The White House has previously dismissed reporting about the internal power struggles within the administration as nothing more than “palace intrigue,” rooted less in reality than in the desire for idle gossip. And while some D.C. correspondents for foreign outlets I spoke with acknowledged that much of the heightened interest in White House politics appears to be in part for its entertainment value, others said it’s rooted in more serious concerns. “I will say from an Israeli point of view that because our country has such a strong connection to the U.S. and because in many ways our security and well-being is connected to the security and well-being of the U.S., many Israelis are paying close attention and they’re laughing about it,” Amir Tibon, the Washington correspondent for Israeli newspaper Haaretz, told me. “But on the other hand, some people are also looking at it with some concern because they're saying, ‘Great, isn’t America supposed to be the leader of the free world, the responsible and stable democracy, the country that everyone else looks to?’”
Amanda Mars, the Washington correspondent for Spain-based El País, told me the overseas fascination with the White House, in Europe at least, has less to do with those surrounding the president than it does with Trump himself. “This administration goes so fast. Everything changes so quickly, and now we have a president who makes his biggest statements through Twitter,” she said. “A lot of people in Europe are still very surprised … that this outsider has become president.”
Indeed, global confidence in the American president has seen a marked decrease since Trump took office. In a July survey, the Pew Research Center found that across 37 countries, only 22 percent felt confident that Trump will do the right thing when it comes to world affairs, down from 64 percent when Obama was in office. This puts Trump behind other world leaders, including Germany’s Angela Merkel (42 percent), China’s Xi Jinping (28 percent), and Russia’s Vladimir Putin (27 percent).
But favorability and fascination are not the same thing. If anything, they could be inversely related. “I’m trying to think if there will be a moment when readers will have Trump fatigue, when they won’t be interested in this anymore,” Tibon said. “But right now, there’s no shortage of interest.”
This does not necessarily translate, however, to better understanding of U.S. politics and policy abroad.
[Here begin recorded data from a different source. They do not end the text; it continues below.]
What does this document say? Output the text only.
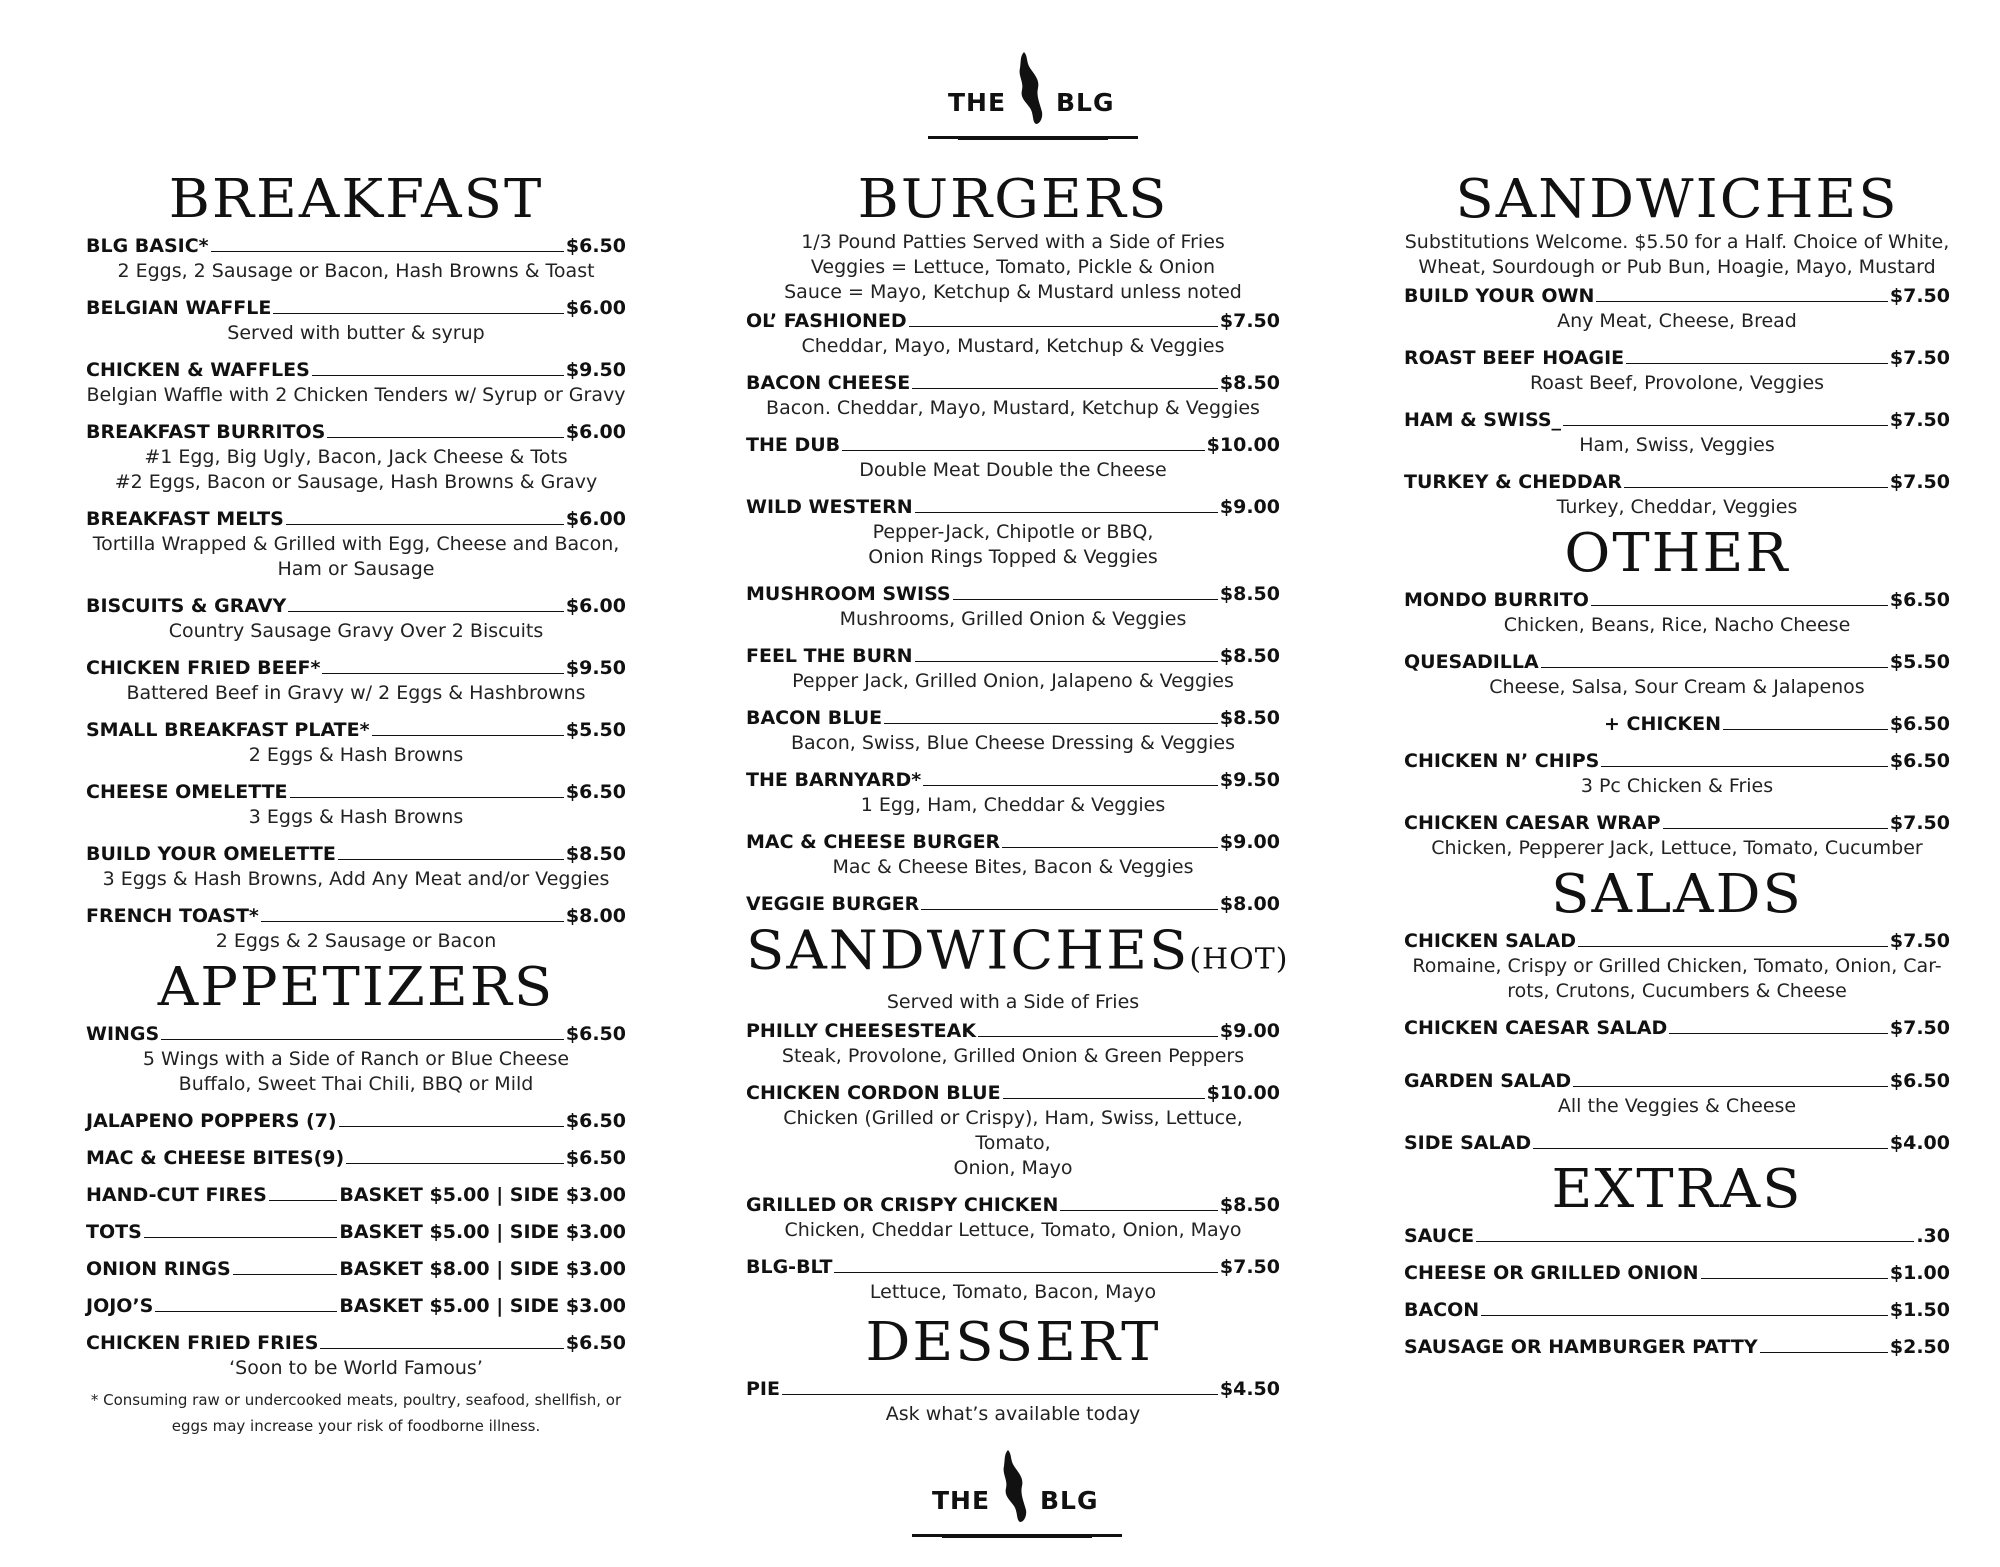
THE BLG
BREAKFAST
BLG BASIC*	$6.50
2 Eggs, 2 Sausage or Bacon, Hash Browns & Toast
BELGIAN WAFFLE	$6.00
Served with butter & syrup
CHICKEN & WAFFLES	$9.50
Belgian Waffle with 2 Chicken Tenders w/ Syrup or Gravy
BREAKFAST BURRITOS	$6.00
#1 Egg, Big Ugly, Bacon, Jack Cheese & Tots
#2 Eggs, Bacon or Sausage, Hash Browns & Gravy
BREAKFAST MELTS	$6.00
Tortilla Wrapped & Grilled with Egg, Cheese and Bacon,
Ham or Sausage
BISCUITS & GRAVY	$6.00
Country Sausage Gravy Over 2 Biscuits
CHICKEN FRIED BEEF*	$9.50
Battered Beef in Gravy w/ 2 Eggs & Hashbrowns
SMALL BREAKFAST PLATE*	$5.50
2 Eggs & Hash Browns
CHEESE OMELETTE	$6.50
3 Eggs & Hash Browns
BUILD YOUR OMELETTE	$8.50
3 Eggs & Hash Browns, Add Any Meat and/or Veggies
FRENCH TOAST*	$8.00
2 Eggs & 2 Sausage or Bacon
APPETIZERS
WINGS	$6.50
5 Wings with a Side of Ranch or Blue Cheese
Buffalo, Sweet Thai Chili, BBQ or Mild
JALAPENO POPPERS (7)	$6.50
MAC & CHEESE BITES(9)	$6.50
HAND-CUT FIRES	BASKET $5.00 | SIDE $3.00
TOTS	BASKET $5.00 | SIDE $3.00
ONION RINGS	BASKET $8.00 | SIDE $3.00
JOJO’S	BASKET $5.00 | SIDE $3.00
CHICKEN FRIED FRIES	$6.50
‘Soon to be World Famous’
* Consuming raw or undercooked meats, poultry, seafood, shellfish, or
eggs may increase your risk of foodborne illness.
BURGERS
1/3 Pound Patties Served with a Side of Fries
Veggies = Lettuce, Tomato, Pickle & Onion
Sauce = Mayo, Ketchup & Mustard unless noted
OL’ FASHIONED	$7.50
Cheddar, Mayo, Mustard, Ketchup & Veggies
BACON CHEESE	$8.50
Bacon. Cheddar, Mayo, Mustard, Ketchup & Veggies
THE DUB	$10.00
Double Meat Double the Cheese
WILD WESTERN	$9.00
Pepper-Jack, Chipotle or BBQ,
Onion Rings Topped & Veggies
MUSHROOM SWISS	$8.50
Mushrooms, Grilled Onion & Veggies
FEEL THE BURN	$8.50
Pepper Jack, Grilled Onion, Jalapeno & Veggies
BACON BLUE	$8.50
Bacon, Swiss, Blue Cheese Dressing & Veggies
THE BARNYARD*	$9.50
1 Egg, Ham, Cheddar & Veggies
MAC & CHEESE BURGER	$9.00
Mac & Cheese Bites, Bacon & Veggies
VEGGIE BURGER	$8.00
SANDWICHES(HOT)
Served with a Side of Fries
PHILLY CHEESESTEAK	$9.00
Steak, Provolone, Grilled Onion & Green Peppers
CHICKEN CORDON BLUE	$10.00
Chicken (Grilled or Crispy), Ham, Swiss, Lettuce, Tomato,
Onion, Mayo
GRILLED OR CRISPY CHICKEN	$8.50
Chicken, Cheddar Lettuce, Tomato, Onion, Mayo
BLG-BLT	$7.50
Lettuce, Tomato, Bacon, Mayo
DESSERT
PIE	$4.50
Ask what’s available today
SANDWICHES
Substitutions Welcome. $5.50 for a Half. Choice of White,
Wheat, Sourdough or Pub Bun, Hoagie, Mayo, Mustard
BUILD YOUR OWN	$7.50
Any Meat, Cheese, Bread
ROAST BEEF HOAGIE	$7.50
Roast Beef, Provolone, Veggies
HAM & SWISS_	$7.50
Ham, Swiss, Veggies
TURKEY & CHEDDAR	$7.50
Turkey, Cheddar, Veggies
OTHER
MONDO BURRITO	$6.50
Chicken, Beans, Rice, Nacho Cheese
QUESADILLA	$5.50
Cheese, Salsa, Sour Cream & Jalapenos
+ CHICKEN	$6.50
CHICKEN N’ CHIPS	$6.50
3 Pc Chicken & Fries
CHICKEN CAESAR WRAP	$7.50
Chicken, Pepperer Jack, Lettuce, Tomato, Cucumber
SALADS
CHICKEN SALAD	$7.50
Romaine, Crispy or Grilled Chicken, Tomato, Onion, Car-
rots, Crutons, Cucumbers & Cheese
CHICKEN CAESAR SALAD	$7.50
GARDEN SALAD	$6.50
All the Veggies & Cheese
SIDE SALAD	$4.00
EXTRAS
SAUCE	.30
CHEESE OR GRILLED ONION	$1.00
BACON	$1.50
SAUSAGE OR HAMBURGER PATTY	$2.50
THE BLG
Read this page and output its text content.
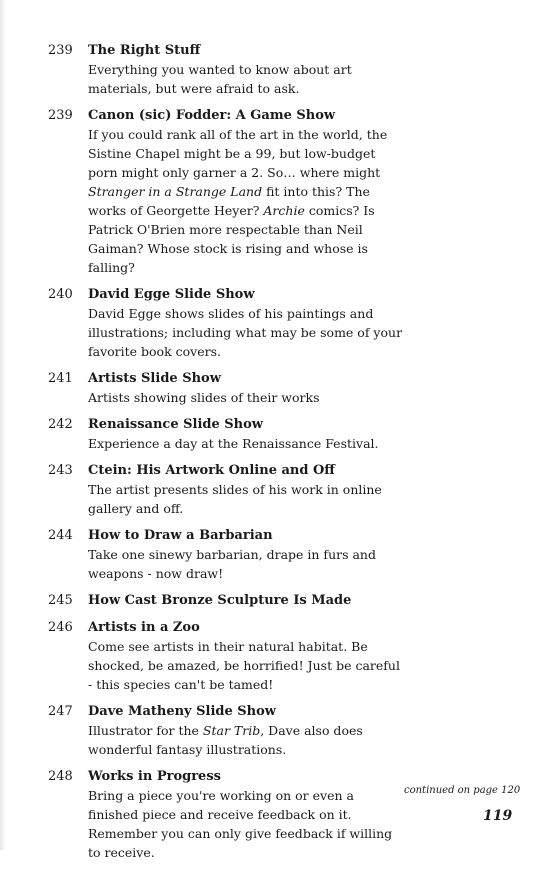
239	The Right Stuff
Everything you wanted to know about art materials, but were afraid to ask.
239	Canon (sic) Fodder: A Game Show
If you could rank all of the art in the world, the Sistine Chapel might be a 99, but low-budget porn might only garner a 2. So… where might Stranger in a Strange Land fit into this? The works of Georgette Heyer? Archie comics? Is Patrick O'Brien more respectable than Neil Gaiman? Whose stock is rising and whose is falling?
240	David Egge Slide Show
David Egge shows slides of his paintings and illustrations; including what may be some of your favorite book covers.
241	Artists Slide Show
Artists showing slides of their works
242	Renaissance Slide Show
Experience a day at the Renaissance Festival.
243	Ctein: His Artwork Online and Off
The artist presents slides of his work in online gallery and off.
244	How to Draw a Barbarian
Take one sinewy barbarian, drape in furs and weapons - now draw!
245	How Cast Bronze Sculpture Is Made
246	Artists in a Zoo
Come see artists in their natural habitat. Be shocked, be amazed, be horrified! Just be careful - this species can't be tamed!
247	Dave Matheny Slide Show
Illustrator for the Star Trib, Dave also does wonderful fantasy illustrations.
248	Works in Progress
Bring a piece you're working on or even a finished piece and receive feedback on it. Remember you can only give feedback if willing to receive.
continued on page 120
119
Cartiller noted that what his readers are paying attention to is “less about policy than about internal fighting—who is in, who is out, who has fallen from grace, and who is back in the president’s good book.”
“This is a president without a filter in a media landscape where the fact that he doesn’t seem to have any personal rail guards, it mixes with the technology aspects and everything else … it’s just a spectacle isn’t it?,” Blakley said. “It’s a confluence of time and character that has just yielded this entrancing, encapsulating story.”